This is the problem I am given. Notice the upper bound is a 1, but whenever I see the solution later on, it changes to an 8 and the lower bound to 1 and I'm not sure why that happens.

$ \int_0^1 (4y-3y^2+6y^3+1)^\frac{-2}{3}(18y^2-6y+4y)dy $

Obviously you do u substitution here

$ u = 4y-3y^2+6y^3+1 \\ du = (18y^2-6y+4)dy\\ $

This is the part I don't get below.

My interactive tutorial shows I need to do this next

$ \int_1^8(u)^\frac{-2}{3}du $

Why does the upperbound and lowerbound suddenly change.

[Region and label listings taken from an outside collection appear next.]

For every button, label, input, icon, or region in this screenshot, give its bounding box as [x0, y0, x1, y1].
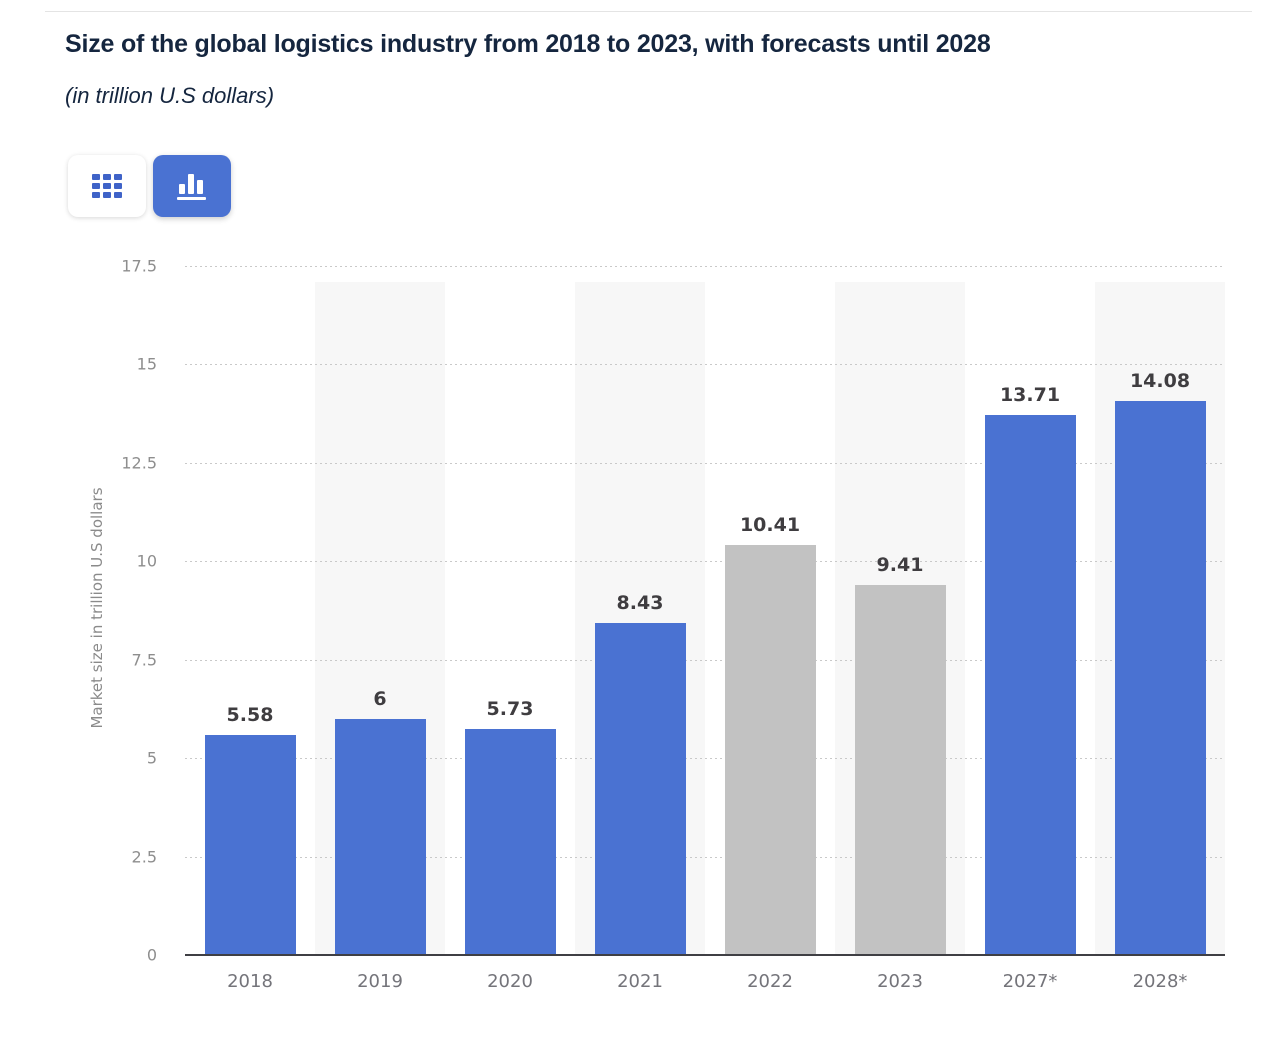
h-gridline [185, 659, 1225, 661]
y-tick-label: 10 [136, 551, 157, 571]
top-divider [45, 11, 1252, 12]
bar-2021[interactable] [594, 623, 686, 955]
x-axis-label: 2018 [227, 971, 273, 992]
view-toggle-toolbar [68, 155, 231, 217]
y-tick-label: 12.5 [121, 453, 157, 473]
grid-icon [92, 174, 122, 198]
bar-2020[interactable] [464, 729, 556, 955]
x-axis-label: 2023 [877, 971, 923, 992]
h-gridline [185, 758, 1225, 760]
h-gridline [185, 561, 1225, 563]
bar-value-label: 8.43 [616, 592, 664, 615]
y-tick-label: 7.5 [131, 650, 157, 670]
bar-value-label: 5.58 [226, 704, 274, 727]
bar-2028[interactable] [1114, 400, 1206, 955]
x-axis-label: 2028* [1132, 971, 1188, 992]
table-view-button[interactable] [68, 155, 146, 217]
chart-view-button[interactable] [153, 155, 231, 217]
y-tick-label: 0 [146, 945, 157, 965]
bar-2023[interactable] [854, 584, 946, 955]
bar-value-label: 10.41 [739, 514, 801, 537]
y-tick-label: 5 [146, 748, 157, 768]
bar-2022[interactable] [724, 545, 816, 955]
bar-2019[interactable] [334, 718, 426, 955]
page-title: Size of the global logistics industry fr… [65, 30, 991, 58]
bar-2018[interactable] [204, 735, 296, 955]
page-subtitle: (in trillion U.S dollars) [65, 83, 275, 108]
h-gridline [185, 266, 1225, 267]
y-tick-label: 15 [136, 354, 157, 374]
bar-value-label: 13.71 [999, 384, 1061, 407]
x-axis-label: 2027* [1002, 971, 1058, 992]
y-tick-label: 17.5 [121, 256, 157, 276]
x-axis-label: 2022 [747, 971, 793, 992]
h-gridline [185, 856, 1225, 858]
x-axis-label: 2021 [617, 971, 663, 992]
bar-chart-icon [176, 173, 208, 200]
bar-value-label: 6 [373, 687, 387, 710]
x-axis-label: 2020 [487, 971, 533, 992]
y-tick-label: 2.5 [131, 847, 157, 867]
bar-value-label: 14.08 [1129, 369, 1191, 392]
bar-value-label: 5.73 [486, 698, 534, 721]
bar-value-label: 9.41 [876, 553, 924, 576]
bar-2027[interactable] [984, 415, 1076, 955]
x-axis-label: 2019 [357, 971, 403, 992]
h-gridline [185, 364, 1225, 366]
y-axis-title: Market size in trillion U.S dollars [88, 487, 106, 729]
h-gridline [185, 462, 1225, 464]
plot-area: 0 2.5 5 7.5 10 12.5 15 17.5 5.58 2018 6 2019 5.73 202… [121, 257, 1225, 992]
x-axis-line [185, 953, 1225, 956]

Note: I'm not looking for the answer to the integral, but rather an explanation as to why the limits of integration change.

  • 3
    $\begingroup$ They don't have to. Simply Beautiful Art explains below why they can. After taking the integral, you can substitute back in for $u$ and use the original limits, if you'd like. That's usually how I do it. $\endgroup$ – The Count Jan 23 '17 at 1:38
  • $\begingroup$ I was about to ask that +1 $\endgroup$ – dragonore Jan 23 '17 at 1:39
  • $\begingroup$ @dragonore Sorry for not expanding :-/ $\endgroup$ – Simply Beautiful Art Jan 23 '17 at 1:41

The bounds change due to $u$. The original lower bound was $y=0$, so

$$u(\text{lower bound})=4y-3y^2+6y^3+1=4(0)-3(0)^2+6(0)^3+1=1$$

which is the lower bound. Do the same process and you will get the upper bound.

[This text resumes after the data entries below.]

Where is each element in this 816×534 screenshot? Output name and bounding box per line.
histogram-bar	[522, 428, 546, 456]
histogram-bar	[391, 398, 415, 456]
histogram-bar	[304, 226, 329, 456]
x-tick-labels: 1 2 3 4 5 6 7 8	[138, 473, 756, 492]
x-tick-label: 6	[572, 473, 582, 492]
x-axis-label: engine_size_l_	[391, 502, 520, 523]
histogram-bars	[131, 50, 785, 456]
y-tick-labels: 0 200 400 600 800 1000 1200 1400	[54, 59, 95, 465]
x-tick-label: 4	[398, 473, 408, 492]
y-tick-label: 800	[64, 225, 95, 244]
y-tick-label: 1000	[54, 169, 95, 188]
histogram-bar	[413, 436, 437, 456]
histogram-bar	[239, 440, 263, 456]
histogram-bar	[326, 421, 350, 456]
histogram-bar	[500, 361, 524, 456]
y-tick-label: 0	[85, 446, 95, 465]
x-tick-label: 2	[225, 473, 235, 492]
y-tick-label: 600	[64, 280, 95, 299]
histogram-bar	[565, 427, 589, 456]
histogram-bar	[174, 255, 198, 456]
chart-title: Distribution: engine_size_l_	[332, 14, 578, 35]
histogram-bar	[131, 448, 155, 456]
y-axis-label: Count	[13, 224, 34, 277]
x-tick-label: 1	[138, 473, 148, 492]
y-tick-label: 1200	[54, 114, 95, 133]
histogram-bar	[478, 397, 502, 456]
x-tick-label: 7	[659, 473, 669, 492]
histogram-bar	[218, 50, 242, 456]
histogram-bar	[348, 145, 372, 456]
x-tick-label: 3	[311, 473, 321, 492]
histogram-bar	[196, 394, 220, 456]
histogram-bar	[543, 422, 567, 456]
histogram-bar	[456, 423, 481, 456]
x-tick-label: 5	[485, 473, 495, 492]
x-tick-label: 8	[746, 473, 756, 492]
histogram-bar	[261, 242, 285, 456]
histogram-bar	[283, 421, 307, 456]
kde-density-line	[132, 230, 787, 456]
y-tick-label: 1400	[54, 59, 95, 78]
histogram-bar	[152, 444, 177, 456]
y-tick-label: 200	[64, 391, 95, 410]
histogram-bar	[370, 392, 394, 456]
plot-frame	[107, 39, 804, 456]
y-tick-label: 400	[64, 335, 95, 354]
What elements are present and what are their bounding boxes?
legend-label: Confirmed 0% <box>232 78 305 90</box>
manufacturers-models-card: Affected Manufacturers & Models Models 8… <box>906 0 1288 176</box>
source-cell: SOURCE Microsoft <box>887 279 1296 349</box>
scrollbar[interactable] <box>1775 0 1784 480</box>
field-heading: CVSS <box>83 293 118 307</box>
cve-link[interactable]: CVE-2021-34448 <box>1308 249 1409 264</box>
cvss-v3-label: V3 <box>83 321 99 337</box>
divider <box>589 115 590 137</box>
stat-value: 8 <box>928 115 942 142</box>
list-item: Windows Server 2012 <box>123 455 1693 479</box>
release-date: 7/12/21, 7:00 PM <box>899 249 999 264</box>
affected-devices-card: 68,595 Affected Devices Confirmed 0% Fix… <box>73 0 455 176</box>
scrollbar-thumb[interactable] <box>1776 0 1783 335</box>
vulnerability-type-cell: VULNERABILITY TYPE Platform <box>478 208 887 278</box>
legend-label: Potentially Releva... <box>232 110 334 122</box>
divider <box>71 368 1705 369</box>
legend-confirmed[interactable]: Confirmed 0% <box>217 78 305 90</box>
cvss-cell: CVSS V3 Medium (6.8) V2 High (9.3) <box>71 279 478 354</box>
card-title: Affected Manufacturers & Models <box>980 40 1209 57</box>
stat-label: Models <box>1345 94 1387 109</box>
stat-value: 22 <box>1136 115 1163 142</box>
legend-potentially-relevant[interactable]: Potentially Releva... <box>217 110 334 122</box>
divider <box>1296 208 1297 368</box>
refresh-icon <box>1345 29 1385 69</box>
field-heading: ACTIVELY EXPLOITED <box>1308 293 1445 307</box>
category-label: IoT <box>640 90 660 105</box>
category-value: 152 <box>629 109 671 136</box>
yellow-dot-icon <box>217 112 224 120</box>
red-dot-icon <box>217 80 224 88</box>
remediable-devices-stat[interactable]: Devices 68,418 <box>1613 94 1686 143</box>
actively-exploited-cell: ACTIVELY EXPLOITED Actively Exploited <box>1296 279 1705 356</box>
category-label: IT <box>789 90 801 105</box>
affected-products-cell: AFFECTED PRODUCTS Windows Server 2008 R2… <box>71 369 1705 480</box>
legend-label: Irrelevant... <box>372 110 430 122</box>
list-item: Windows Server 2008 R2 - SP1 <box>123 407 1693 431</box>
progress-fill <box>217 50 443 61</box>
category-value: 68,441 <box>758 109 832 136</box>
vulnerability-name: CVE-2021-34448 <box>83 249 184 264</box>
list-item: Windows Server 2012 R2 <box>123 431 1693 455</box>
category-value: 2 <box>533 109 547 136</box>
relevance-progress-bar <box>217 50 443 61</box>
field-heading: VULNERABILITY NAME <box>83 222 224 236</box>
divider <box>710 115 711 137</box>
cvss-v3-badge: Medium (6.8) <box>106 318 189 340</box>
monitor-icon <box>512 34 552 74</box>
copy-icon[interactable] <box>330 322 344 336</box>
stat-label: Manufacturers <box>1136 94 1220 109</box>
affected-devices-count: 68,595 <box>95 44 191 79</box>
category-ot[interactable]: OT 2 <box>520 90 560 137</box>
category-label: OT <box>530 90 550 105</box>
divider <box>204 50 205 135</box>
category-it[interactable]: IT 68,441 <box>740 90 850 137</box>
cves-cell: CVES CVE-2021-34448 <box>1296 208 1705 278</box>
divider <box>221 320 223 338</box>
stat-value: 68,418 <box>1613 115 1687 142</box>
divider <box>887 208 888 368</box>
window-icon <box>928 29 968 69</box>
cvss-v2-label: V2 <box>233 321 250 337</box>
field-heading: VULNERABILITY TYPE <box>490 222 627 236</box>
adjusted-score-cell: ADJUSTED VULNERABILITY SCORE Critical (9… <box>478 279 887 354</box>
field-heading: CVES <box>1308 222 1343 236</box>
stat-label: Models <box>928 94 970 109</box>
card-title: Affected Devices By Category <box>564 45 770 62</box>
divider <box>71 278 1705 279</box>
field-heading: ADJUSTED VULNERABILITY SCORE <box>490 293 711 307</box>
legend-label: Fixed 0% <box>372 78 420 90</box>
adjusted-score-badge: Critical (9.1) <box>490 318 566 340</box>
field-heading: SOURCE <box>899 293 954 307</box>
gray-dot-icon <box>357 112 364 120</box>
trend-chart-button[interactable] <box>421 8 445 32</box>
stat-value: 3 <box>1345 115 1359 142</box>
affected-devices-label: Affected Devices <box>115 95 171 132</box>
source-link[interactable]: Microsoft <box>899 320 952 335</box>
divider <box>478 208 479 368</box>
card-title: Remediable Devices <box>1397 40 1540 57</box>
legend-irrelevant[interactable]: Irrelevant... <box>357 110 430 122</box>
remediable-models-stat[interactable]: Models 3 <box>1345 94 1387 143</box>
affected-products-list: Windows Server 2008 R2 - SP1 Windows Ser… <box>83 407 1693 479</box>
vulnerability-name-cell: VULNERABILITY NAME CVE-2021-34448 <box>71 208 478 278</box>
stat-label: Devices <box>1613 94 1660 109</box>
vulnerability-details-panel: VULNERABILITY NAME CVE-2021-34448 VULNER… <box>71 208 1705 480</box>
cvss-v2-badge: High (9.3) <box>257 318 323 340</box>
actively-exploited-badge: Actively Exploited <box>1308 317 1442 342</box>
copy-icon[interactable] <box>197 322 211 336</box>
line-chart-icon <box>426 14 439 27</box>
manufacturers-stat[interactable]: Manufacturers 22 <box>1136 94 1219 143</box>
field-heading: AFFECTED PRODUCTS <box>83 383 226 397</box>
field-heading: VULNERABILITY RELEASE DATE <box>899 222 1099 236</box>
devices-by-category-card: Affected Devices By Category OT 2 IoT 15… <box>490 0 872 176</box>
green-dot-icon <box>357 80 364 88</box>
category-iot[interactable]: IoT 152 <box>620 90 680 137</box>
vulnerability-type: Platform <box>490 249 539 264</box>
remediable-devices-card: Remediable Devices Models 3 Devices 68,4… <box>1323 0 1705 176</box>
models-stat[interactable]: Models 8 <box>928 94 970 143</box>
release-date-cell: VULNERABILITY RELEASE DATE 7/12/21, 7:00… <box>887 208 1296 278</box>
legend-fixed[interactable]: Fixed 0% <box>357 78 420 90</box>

As @TheCount mentions, this is because when one uses the substitution, the end result is a function of $u$. You then substitute $u=f(y)$ back into it, and then apply the bounds.

Or you can apply the bounds first and not worry about re-substitution later.


The idea is that when you use u-sub, you are changing the curve generated by the function, but you want your definite integral to have the same area under some portion of the new curve as the old one. Shifting the bounds around is what achieves that.